Tamara Vineberg - 27 February 2020

Georg Schmolzer is one of the faculty members who has received funding from the Canadian Institute for Health Research.

Department of Pediatrics projects have successfully received a total of $3.8 million in funding from the 2019 Canadian Institute for Health Research fall awards. Find out more about the research projects:

Lii Zaanfaan: Understanding Health and Well-being Trajectories of Métis Children in Alberta
Maria Ospina and Kelsey Bradburn as principal investigators
Alvaro Osornio-Vargas (iHOPE), Elizabeth Hicks (Pediatric Respirology, Pulmonary & Asthma), Matthew Hicks (Neonatal/Perinatal Care), Manoj Kumar (Neonatal/Perinatal Care), Rhonda Rosychuk (Pediatric Infectious Diseases), Reagan Bartel, Radha Chari, Ashton James and Britt Voaklander as co-applicants
$650,000 over four years

The project will evaluate the health of Métis children during the first 10 years of life and see how maternal and social factors influence the outcomes. Researchers will explore the perspectives of Métis children and their families on social, environment and cultural factors that influence children’s well-being. They will also identify community-led, culturally meaningful Métis initiatives to promote Métis children's health through cultural healing and self-determination.

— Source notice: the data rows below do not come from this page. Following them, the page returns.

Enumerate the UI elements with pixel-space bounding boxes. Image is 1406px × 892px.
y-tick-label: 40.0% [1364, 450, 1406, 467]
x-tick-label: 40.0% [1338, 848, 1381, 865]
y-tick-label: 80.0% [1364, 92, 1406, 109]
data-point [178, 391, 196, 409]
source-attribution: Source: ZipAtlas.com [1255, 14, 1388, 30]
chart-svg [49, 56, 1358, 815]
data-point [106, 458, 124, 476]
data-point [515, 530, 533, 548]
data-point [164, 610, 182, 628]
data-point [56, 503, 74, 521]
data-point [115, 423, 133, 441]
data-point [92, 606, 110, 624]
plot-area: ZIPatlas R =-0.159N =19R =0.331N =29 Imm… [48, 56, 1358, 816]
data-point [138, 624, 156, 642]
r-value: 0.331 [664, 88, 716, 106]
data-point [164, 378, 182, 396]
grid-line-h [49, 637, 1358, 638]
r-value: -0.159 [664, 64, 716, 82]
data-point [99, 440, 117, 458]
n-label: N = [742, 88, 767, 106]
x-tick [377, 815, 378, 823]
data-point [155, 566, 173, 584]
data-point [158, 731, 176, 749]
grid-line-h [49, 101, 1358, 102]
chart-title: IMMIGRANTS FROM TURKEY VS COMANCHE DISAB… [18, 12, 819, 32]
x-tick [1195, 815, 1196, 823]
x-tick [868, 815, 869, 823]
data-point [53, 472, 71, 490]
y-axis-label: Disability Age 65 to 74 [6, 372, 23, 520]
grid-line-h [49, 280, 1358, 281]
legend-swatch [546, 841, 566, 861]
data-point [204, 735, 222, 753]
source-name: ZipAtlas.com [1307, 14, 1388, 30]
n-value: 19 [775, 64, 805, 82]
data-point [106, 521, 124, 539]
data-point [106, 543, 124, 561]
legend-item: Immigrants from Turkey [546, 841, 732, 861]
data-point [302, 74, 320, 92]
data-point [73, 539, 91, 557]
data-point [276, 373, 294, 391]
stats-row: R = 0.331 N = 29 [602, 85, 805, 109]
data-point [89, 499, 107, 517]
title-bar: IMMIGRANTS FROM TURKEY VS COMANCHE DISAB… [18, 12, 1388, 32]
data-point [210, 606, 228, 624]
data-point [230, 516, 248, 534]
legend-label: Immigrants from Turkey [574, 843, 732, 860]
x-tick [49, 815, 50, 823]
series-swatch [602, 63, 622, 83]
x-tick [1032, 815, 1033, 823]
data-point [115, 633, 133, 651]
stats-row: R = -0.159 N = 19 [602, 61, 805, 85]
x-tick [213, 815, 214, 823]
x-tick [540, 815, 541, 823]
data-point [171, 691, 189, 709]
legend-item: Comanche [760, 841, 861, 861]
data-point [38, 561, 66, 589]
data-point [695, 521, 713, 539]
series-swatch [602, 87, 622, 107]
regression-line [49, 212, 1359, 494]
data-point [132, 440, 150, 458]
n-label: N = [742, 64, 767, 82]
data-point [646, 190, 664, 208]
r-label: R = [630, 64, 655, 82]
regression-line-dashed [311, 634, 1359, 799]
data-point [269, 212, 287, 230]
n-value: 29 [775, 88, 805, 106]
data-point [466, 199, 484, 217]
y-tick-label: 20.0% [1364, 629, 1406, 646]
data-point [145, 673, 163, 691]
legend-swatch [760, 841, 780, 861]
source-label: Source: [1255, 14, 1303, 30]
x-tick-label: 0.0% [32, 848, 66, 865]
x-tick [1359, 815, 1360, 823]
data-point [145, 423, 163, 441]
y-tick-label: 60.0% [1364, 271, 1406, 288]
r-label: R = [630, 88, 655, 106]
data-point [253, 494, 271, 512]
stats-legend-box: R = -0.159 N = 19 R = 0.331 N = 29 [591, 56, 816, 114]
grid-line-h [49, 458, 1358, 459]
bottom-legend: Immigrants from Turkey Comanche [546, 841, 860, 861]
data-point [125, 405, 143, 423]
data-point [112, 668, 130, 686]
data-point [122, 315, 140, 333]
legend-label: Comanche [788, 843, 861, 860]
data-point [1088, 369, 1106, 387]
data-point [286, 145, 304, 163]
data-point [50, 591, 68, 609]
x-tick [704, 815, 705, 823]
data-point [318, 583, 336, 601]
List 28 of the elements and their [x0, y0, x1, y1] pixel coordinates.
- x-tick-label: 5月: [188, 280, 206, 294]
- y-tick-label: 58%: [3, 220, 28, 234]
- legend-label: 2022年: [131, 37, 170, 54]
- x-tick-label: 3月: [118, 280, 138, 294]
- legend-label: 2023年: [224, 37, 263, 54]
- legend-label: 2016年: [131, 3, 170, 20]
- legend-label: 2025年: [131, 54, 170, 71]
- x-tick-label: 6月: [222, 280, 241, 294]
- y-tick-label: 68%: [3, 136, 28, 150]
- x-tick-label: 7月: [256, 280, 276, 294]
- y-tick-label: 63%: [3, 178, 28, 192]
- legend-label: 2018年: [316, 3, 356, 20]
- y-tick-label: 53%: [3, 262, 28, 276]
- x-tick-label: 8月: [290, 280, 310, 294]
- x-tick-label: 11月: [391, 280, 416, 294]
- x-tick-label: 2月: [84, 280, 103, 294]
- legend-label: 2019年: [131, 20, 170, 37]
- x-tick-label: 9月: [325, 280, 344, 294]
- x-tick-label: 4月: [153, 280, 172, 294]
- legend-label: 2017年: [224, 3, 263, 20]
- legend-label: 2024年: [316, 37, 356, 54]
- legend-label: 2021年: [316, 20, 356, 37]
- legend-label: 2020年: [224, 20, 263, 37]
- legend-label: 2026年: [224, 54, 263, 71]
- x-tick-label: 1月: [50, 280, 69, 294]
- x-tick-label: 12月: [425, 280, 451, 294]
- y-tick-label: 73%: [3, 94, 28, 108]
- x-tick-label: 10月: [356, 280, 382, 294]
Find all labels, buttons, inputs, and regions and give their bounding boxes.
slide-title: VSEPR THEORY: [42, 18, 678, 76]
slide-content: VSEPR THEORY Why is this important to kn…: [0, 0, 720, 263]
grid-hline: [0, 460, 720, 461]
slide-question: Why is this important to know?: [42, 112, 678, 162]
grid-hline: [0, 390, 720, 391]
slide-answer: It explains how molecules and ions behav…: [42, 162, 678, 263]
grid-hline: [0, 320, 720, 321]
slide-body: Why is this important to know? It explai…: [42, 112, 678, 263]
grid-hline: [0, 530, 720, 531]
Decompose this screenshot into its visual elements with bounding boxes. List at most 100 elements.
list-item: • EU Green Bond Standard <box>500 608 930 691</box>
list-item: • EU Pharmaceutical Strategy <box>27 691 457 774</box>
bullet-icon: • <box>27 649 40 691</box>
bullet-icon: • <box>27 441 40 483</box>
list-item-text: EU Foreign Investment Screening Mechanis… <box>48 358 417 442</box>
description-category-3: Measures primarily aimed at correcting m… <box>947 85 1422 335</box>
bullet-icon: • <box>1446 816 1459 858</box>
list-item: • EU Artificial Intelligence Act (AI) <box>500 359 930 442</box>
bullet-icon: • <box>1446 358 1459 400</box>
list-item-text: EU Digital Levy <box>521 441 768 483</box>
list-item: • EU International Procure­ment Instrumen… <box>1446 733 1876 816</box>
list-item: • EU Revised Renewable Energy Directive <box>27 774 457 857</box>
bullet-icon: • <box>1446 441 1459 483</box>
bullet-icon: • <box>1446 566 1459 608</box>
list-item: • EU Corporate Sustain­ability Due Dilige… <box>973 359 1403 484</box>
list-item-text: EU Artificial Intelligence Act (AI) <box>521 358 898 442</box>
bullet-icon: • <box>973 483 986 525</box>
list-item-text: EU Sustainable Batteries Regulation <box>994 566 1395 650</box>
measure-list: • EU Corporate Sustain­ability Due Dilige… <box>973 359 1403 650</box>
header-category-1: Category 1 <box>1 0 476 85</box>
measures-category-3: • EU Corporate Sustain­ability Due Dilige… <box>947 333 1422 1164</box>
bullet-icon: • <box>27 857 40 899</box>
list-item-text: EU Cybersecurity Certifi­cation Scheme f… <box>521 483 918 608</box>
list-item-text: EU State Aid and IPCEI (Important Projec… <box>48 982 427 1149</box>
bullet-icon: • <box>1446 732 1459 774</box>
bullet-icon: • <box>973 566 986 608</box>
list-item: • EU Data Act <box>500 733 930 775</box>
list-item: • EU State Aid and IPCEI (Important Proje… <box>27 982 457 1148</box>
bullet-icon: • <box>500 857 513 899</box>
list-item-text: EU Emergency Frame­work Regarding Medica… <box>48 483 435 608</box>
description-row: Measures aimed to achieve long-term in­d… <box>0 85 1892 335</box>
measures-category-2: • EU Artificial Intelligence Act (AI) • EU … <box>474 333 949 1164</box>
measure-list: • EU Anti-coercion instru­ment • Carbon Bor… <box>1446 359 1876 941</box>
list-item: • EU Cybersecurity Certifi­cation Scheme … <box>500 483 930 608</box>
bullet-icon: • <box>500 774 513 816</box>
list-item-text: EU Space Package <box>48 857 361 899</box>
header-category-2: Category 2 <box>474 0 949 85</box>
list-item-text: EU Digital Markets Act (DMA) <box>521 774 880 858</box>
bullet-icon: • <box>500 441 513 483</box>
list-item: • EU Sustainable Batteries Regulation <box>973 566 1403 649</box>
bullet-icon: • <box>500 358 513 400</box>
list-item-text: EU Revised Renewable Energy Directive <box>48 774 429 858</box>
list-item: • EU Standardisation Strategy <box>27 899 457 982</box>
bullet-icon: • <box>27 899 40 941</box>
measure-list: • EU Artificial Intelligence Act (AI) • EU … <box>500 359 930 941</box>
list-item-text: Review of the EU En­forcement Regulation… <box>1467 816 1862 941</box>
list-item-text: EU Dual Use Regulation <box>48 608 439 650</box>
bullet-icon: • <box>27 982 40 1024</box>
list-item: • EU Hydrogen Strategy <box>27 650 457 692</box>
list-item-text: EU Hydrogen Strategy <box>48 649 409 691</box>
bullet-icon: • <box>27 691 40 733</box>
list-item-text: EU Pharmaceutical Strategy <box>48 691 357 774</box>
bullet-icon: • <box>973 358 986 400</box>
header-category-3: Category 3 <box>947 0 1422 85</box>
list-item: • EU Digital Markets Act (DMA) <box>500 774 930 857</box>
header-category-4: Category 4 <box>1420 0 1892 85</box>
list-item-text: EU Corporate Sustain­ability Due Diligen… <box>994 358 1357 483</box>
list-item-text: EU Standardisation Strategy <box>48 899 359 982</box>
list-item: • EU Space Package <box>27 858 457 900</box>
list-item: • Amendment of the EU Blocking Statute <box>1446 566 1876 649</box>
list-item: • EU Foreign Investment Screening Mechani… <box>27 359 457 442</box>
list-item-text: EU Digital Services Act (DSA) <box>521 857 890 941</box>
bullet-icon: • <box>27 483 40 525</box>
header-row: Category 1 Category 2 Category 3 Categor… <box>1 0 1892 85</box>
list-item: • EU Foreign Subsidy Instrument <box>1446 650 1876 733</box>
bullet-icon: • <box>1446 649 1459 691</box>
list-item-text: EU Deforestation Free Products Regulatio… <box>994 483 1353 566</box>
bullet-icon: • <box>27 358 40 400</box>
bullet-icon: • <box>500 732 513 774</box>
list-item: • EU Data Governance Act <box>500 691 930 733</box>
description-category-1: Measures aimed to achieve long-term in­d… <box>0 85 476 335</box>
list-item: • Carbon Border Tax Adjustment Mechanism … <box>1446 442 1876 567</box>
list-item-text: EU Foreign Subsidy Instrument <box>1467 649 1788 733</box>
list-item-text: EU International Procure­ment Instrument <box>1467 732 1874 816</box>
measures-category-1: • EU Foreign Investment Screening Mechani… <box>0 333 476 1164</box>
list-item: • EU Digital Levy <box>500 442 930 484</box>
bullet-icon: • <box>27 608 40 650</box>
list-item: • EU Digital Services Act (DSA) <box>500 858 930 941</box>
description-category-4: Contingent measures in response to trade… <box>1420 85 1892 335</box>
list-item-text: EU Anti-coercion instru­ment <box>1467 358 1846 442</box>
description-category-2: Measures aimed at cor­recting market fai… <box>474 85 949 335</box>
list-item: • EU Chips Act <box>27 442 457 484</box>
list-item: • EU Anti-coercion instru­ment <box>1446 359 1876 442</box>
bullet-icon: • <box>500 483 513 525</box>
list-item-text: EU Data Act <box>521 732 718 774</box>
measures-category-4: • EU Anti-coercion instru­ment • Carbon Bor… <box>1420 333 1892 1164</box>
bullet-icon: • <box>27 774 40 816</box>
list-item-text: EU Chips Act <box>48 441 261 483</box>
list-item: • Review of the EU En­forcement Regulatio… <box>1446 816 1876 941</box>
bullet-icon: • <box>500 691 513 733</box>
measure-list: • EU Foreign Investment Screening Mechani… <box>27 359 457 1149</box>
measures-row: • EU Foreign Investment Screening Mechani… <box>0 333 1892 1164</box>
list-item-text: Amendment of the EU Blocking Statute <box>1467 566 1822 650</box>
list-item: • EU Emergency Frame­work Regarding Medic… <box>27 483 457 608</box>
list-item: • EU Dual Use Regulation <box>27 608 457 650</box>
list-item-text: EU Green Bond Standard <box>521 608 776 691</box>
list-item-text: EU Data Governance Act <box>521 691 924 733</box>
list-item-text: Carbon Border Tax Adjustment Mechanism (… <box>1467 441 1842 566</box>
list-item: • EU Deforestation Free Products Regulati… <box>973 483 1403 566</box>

Does the use of higher versus lower oxygen concentration improve neurodevelopmental outcomes at 18-24 months in very low birthweight infants? - The HiLo-Trial
Georg Schmolzer (Neonatal/Perinatal Care), Elizabeth Asztalos, Prakeshkumar Shah, William Tarnow-Mordi and Maximo Vento as principal investigators
$2.2 million over five years

Oxygen is used to resuscitate preterm babies who need it, but unfortunately there is disagreement about the best oxygen concentration to use. Oxygen concentration is important because both too much and too little oxygen can cause brain injury. This research aims to fill this knowledge gap by comparing the effects of resuscitating babies less than 29 weeks gestational age with either a low oxygen concentration or a high oxygen concentration in an international clinical trial.

Read the folio article about the study.

Microbial Causes of Ulcerative Colitis: Looking Outside the Involved Region
Eytan Wine (Pediatric Gastroenterology & Nutrition) as principal investigator
$895,000 over five years

Children with ulcerative colitis (UC) have different bacteria in their small bowel. Researchers discovered a new method of isolating bacteria that might be disease causing by using the patient’s immune system to trap bacteria. This project will take the next step to combine the research and find bacteria that might be causing or driving damage in UC. Samples will be collected during children’s colonoscopies to identify the bacteria.